Pazolini e Assumção são os únicos dois candidatos de direita para valer nessa disputa. Estão sozinhos nesse grande território: Assumção mais na extrema-direita; Pazolini posicionado em uma direita conservadora mais moderada.
Em Vitória, o que não falta são eleitores bolsonaristas. Estes, em sua imensa maioria, estão seguindo com Pazolini, alguns deles quiçá priorizando um voto útil para derrotar a esquerda. Mas Assumção não mente quando afirma ser ele o verdadeiro e único candidato de Bolsonaro em Vitória. “Conservador de verdade vota em Assumção, 22”, afirma agora sua propaganda.
A mesma propaganda reavivou um discurso que o deputado fez mais de uma vez da tribuna da Assembleia no primeiro semestre, mirando em Pazolini: a de que o prefeito seria um “melancia”, seria um traidor de Bolsonaro, por não ter declarado apoio ao então presidente contra Lula em 2022 – o que, de fato, ele não fez.
Assumção afirma ser o candidato de quem não gosta do morno – assim como o senador Magno Malta, presidente do PL no Estado, também chama Pazolini e o Republicanos de “direitinha” ou “direita relativa”.
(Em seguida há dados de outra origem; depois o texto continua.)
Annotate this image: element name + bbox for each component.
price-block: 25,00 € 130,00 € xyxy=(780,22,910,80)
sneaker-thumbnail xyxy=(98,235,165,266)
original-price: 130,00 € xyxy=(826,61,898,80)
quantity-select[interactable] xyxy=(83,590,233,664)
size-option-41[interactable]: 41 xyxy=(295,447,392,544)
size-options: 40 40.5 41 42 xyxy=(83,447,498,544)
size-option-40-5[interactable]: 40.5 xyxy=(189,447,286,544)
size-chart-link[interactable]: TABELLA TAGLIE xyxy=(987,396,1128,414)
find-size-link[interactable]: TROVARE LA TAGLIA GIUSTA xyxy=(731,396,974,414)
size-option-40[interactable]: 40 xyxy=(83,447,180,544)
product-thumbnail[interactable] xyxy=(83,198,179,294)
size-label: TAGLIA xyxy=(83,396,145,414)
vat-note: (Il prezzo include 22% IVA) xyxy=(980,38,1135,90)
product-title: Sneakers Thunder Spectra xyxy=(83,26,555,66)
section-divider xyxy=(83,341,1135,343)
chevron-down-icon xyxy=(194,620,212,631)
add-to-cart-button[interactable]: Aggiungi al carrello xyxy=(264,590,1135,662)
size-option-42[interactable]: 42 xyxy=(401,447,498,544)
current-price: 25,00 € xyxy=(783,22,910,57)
> O Cordel do Debate da Band entre os candidatos a prefeito de Vitória
Jamais, em sua vida política, desde os tempos de deputado e colega de Assumção na Assembleia, Pazolini declarou-se um “bolsonarista”. Flertou, é verdade, algumas vezes e por alguns sinais: em sua campanha em 2020, propôs escolas cívico-militares em Vitória (mas não chegou a executar o projeto e, nesta campanha, o abandonou).
Antes disso, como deputado, manteve proximidade política com Magno Malta e Damares Alves, dois expoentes do bolsonarismo: chegou a empregar uma filha do primeiro em seu gabinete na Assembleia e a homenagear a então ministra em uma sessão solene.
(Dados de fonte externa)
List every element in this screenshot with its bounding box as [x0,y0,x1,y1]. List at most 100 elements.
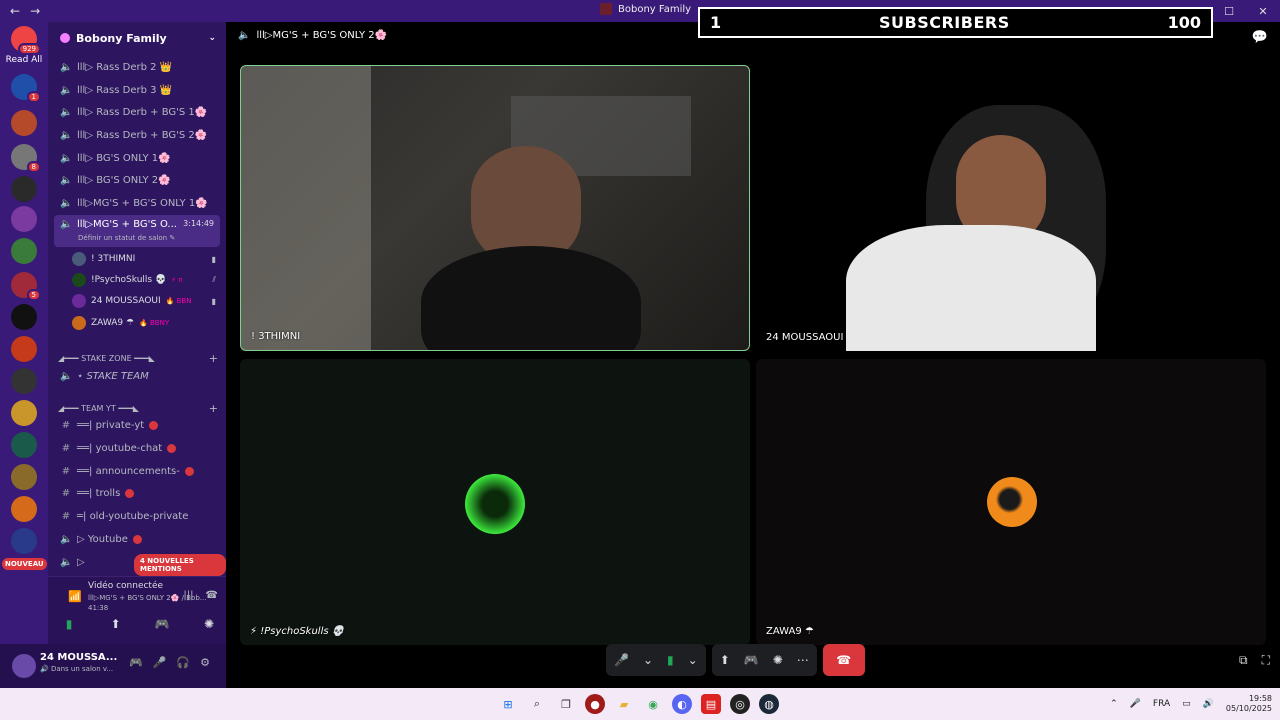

E ninguém em sã consciência tem dúvida quanto ao candidato a presidente que teve o voto do prefeito em 2022.
Mas é fato que Pazolini nunca abraçou por completo o bolsonarismo. Na próxima segunda-feira (30), Bolsonaro em pessoa é esperado por Assumção e companhia em Vitória, para dar, quem sabe, aquele impulsionamento final na reta de chegada da campanha.
Se der certo, Assumção pode, sim, tomar de Pazolini alguns votos preciosos na reta final. Se não der, teremos a prova derradeira de que a história das eleições 2024 não será contada pelas lentes da polarização ideológica entre a direita bolsonarista e a esquerda lulopetista.
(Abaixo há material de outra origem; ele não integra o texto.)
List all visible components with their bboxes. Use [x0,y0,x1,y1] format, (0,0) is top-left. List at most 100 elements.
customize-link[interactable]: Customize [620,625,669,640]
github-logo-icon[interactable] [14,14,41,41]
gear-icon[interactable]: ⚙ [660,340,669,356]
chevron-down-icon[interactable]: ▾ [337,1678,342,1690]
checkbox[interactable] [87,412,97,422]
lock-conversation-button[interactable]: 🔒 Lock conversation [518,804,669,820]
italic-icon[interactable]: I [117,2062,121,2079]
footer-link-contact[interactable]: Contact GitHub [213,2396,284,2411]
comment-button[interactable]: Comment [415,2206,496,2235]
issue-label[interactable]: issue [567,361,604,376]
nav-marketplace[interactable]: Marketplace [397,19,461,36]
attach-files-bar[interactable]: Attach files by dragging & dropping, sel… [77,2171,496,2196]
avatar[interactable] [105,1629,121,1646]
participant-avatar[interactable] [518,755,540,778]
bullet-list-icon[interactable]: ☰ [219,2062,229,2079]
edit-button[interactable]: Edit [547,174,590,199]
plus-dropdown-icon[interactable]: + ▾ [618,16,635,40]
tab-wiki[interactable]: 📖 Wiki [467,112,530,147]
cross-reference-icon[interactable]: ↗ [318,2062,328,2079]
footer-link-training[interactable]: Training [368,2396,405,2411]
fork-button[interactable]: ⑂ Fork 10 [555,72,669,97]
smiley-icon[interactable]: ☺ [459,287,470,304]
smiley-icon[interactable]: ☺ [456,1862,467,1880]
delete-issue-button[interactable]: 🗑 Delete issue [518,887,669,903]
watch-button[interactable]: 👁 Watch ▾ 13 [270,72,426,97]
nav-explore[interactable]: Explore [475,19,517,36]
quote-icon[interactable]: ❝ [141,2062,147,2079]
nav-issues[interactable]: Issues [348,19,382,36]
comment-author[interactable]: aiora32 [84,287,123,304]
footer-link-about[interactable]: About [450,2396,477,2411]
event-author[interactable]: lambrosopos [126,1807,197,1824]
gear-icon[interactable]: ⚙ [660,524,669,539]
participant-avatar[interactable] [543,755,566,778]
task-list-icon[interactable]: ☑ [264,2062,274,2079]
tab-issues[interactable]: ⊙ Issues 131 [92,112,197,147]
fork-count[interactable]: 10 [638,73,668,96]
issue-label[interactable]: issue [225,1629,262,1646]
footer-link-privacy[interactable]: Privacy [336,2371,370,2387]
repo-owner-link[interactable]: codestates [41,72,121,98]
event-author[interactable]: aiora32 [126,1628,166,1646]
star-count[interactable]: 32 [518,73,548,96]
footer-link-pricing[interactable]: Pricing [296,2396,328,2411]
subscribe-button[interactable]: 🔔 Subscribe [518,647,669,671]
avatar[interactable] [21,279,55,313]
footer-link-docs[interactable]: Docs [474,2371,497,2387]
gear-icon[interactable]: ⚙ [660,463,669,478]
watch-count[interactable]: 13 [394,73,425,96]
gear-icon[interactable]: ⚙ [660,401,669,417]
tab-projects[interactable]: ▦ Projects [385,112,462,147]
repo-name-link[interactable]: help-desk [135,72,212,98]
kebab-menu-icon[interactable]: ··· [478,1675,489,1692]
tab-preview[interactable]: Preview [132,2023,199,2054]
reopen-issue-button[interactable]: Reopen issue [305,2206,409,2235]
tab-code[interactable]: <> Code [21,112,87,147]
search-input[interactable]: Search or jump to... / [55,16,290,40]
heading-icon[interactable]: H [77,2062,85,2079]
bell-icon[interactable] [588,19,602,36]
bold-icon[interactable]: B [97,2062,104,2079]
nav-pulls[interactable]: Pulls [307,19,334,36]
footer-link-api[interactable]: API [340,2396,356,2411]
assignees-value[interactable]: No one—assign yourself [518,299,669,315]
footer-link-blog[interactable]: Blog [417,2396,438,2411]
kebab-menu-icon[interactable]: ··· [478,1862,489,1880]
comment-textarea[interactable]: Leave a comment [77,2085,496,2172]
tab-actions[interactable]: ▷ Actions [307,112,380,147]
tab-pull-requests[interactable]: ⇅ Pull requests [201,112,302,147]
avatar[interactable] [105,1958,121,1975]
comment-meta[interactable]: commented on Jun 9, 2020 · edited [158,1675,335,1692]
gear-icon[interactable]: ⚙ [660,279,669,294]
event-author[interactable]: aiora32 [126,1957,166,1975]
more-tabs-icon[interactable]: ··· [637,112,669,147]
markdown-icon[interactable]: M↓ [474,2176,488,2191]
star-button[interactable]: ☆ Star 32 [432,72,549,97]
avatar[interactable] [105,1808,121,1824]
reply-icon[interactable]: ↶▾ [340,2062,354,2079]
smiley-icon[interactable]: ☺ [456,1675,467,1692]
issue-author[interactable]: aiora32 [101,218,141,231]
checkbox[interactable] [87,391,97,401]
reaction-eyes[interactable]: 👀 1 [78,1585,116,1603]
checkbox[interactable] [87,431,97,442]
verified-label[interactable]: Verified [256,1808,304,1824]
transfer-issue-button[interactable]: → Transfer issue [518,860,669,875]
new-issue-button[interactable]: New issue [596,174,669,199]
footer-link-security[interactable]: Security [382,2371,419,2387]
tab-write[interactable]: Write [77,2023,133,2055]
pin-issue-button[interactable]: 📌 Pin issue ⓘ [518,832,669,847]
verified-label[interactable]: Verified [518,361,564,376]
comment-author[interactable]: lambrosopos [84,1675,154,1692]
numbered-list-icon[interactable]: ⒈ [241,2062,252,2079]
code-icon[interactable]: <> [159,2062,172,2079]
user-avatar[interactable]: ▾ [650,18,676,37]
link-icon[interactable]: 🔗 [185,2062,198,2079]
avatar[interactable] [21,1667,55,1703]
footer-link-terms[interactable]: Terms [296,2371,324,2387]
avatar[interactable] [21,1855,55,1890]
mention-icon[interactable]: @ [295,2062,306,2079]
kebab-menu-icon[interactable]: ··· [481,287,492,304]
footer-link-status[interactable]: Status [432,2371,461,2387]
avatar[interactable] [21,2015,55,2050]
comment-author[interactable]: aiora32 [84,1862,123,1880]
A falta que um Ramalho faz…
Está mais que provado por que até o início do ano o governo Casagrande queria tanto que o Coronel Ramalho fosse candidato pelo Podemos à Prefeitura de Vitória. O Palácio Anchieta ficou com dois candidatos em Vitória (Coser e Luiz Paulo), além de ter simpatia por Camila, mas nenhum no campo da direita para bater de frente com Pazolini e disputar os mesmos eleitores.
“Atacando” pela direita, Ramalho poderia ter cumprido bem esse papel de rebaixar o teto de Pazolini e evitar a sua vitória antecipada no 1º turno.